As political theater, it was perfect.
The largely autonomous Hoover Institution is noted for the conservative politics of its scholars while Stanford's teaching faculty collectively is much more liberal.
Seeing Raisian in the helmet, Faculty Senate members were amused.
Raisian appeared again before the Faculty Senate last week under much more serious circumstances.
His decision to appoint former Defense Secretary Donald Rumsfeld, whose policy decisions shaped the wars in Afghanistan and Iraq, to a one-year position as "distinguished visiting fellow" at Hoover touched off an impassioned protest from many faculty members.
Raisian set the right tone from the beginning. Standing in front of the senate, he thanked the members for inviting him to attend their meeting, prompting applause and laughter.
Raisian wasn't just "invited," he was summoned by a vote of the senate at its Oct. 11 meeting.
Raisian, an affable man, was disarmingly candid about the firestorm he created on campus by offering a one-year visiting post to a former government official who is reviled by many faculty members.
A faculty member asked Raisian if he didn't realize the turmoil the Rumsfeld appointment would create.
"I didn't see it coming," Raisian admitted. "I just blew it."
Raisian also apologized for not informing Stanford President John Hennessy and Provost John Etchemendy of his decision to recruit Rumsfeld before it was announced publicly.
"I clearly blind-sided them with this appointment," Raisian said.
Hennessy and Etchemendy have been publicly neutral about the controversy.
Hennessy was out of town for last week's meeting. But Hennessy did say something important at the Oct. 11 meeting.
Debra Satz, a philosophy professor and an organizer of the faculty opposition to Rumsfeld's appointment, has repeatedly said that opposing the appointment is not a matter of free speech since Rumsfeld is welcome to speak on campus and say whatever he wants. Satz and others opposed the appointment because they think Rumsfeld was an incompetent secretary of defense and that his appointment reflects badly on the university's reputation for academic excellence.
But Hennessy said Oct. 11 that isn't how the controversy will be perceived.
"I absolutely believe Professor Satz and the faculty that signed this petition don't intend to abridge free speech," Hennessy said. "But it will be absolutely interpreted that way."
While faculty members are worried about the effect of the Rumsfeld appointment on the university's reputation, Hennessy said he is worried about the perception of a denial of free speech on the university's reputation.
The Hoover Institution has a world-class archive of historical books, pamphlets, newspapers, posters and other artifacts that Herbert Hoover began to accumulate after World War I while he was in Europe as part of a famine-relief commission, before he became president.
Hoover was also a member of Stanford's inaugural graduating class in 1895.
But the institution bearing his name has long been identified with conservative politics.
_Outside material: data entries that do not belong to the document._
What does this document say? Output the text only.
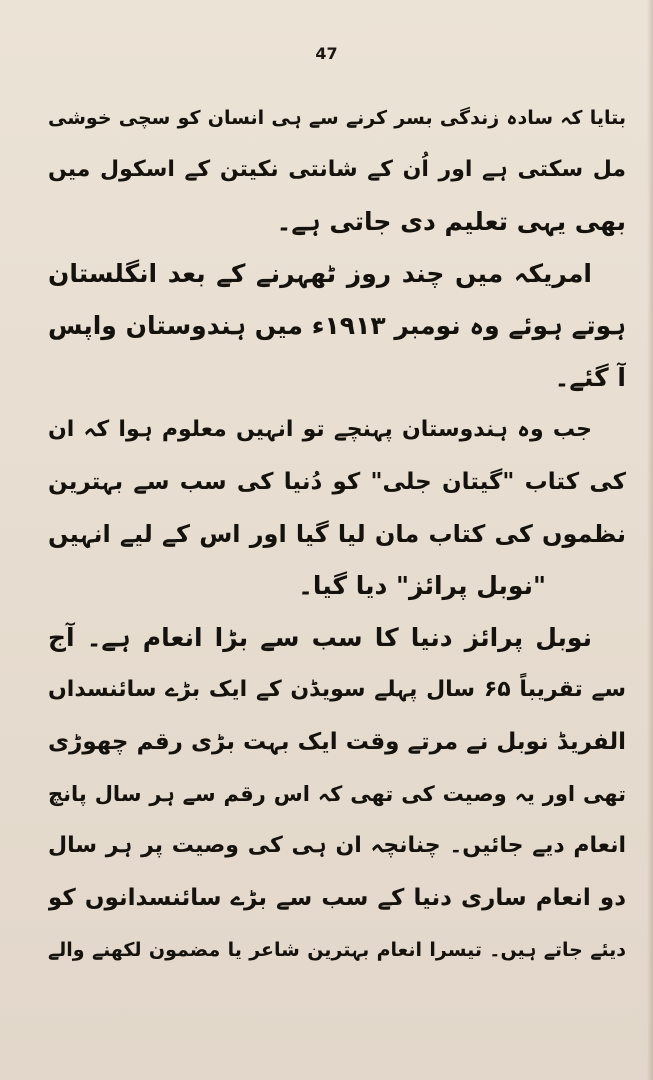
47
بتایا کہ سادہ زندگی بسر کرنے سے ہی انسان کو سچی خوشی
مل سکتی ہے اور اُن کے شانتی نکیتن کے اسکول میں
بھی یہی تعلیم دی جاتی ہے۔
امریکہ میں چند روز ٹھہرنے کے بعد انگلستان
ہوتے ہوئے وہ نومبر ۱۹۱۳ء میں ہندوستان واپس
آ گئے۔
جب وہ ہندوستان پہنچے تو انہیں معلوم ہوا کہ ان
کی کتاب "گیتان جلی" کو دُنیا کی سب سے بہترین
نظموں کی کتاب مان لیا گیا اور اس کے لیے انہیں
"نوبل پرائز" دیا گیا۔
نوبل پرائز دنیا کا سب سے بڑا انعام ہے۔ آج
سے تقریباً ۶۵ سال پہلے سویڈن کے ایک بڑے سائنسداں
الفریڈ نوبل نے مرتے وقت ایک بہت بڑی رقم چھوڑی
تھی اور یہ وصیت کی تھی کہ اس رقم سے ہر سال پانچ
انعام دیے جائیں۔ چنانچہ ان ہی کی وصیت پر ہر سال
دو انعام ساری دنیا کے سب سے بڑے سائنسدانوں کو
دیئے جاتے ہیں۔ تیسرا انعام بہترین شاعر یا مضمون لکھنے والے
When Ronald Reagan became president in 1980, it seemed like half the institution's scholars were part of his transition team or became officials in his administration.
The Hoover Institution's sometimes uneasy relationship with the larger university was underscored when supporters of Reagan hatched plans to build his presidential library in the foothills behind the campus. That effort sparked a faculty protest and the library was built in Southern California.
Now, with the Rumsfeld appointment, the Hoover-Stanford relationship is once again being provoking concern among Stanford faculty.
Rumsfeld will only be on campus four or five times during the year he is part of a Hoover "task force on terrorism" and may not make any public appearances.
Raisian, from his comments last week, never intended to create a crisis and was well-received by the Faculty Senate.
Stanford's reputation for academic excellence, in all likelihood, won't be harmed by the Rumsfeld appointment.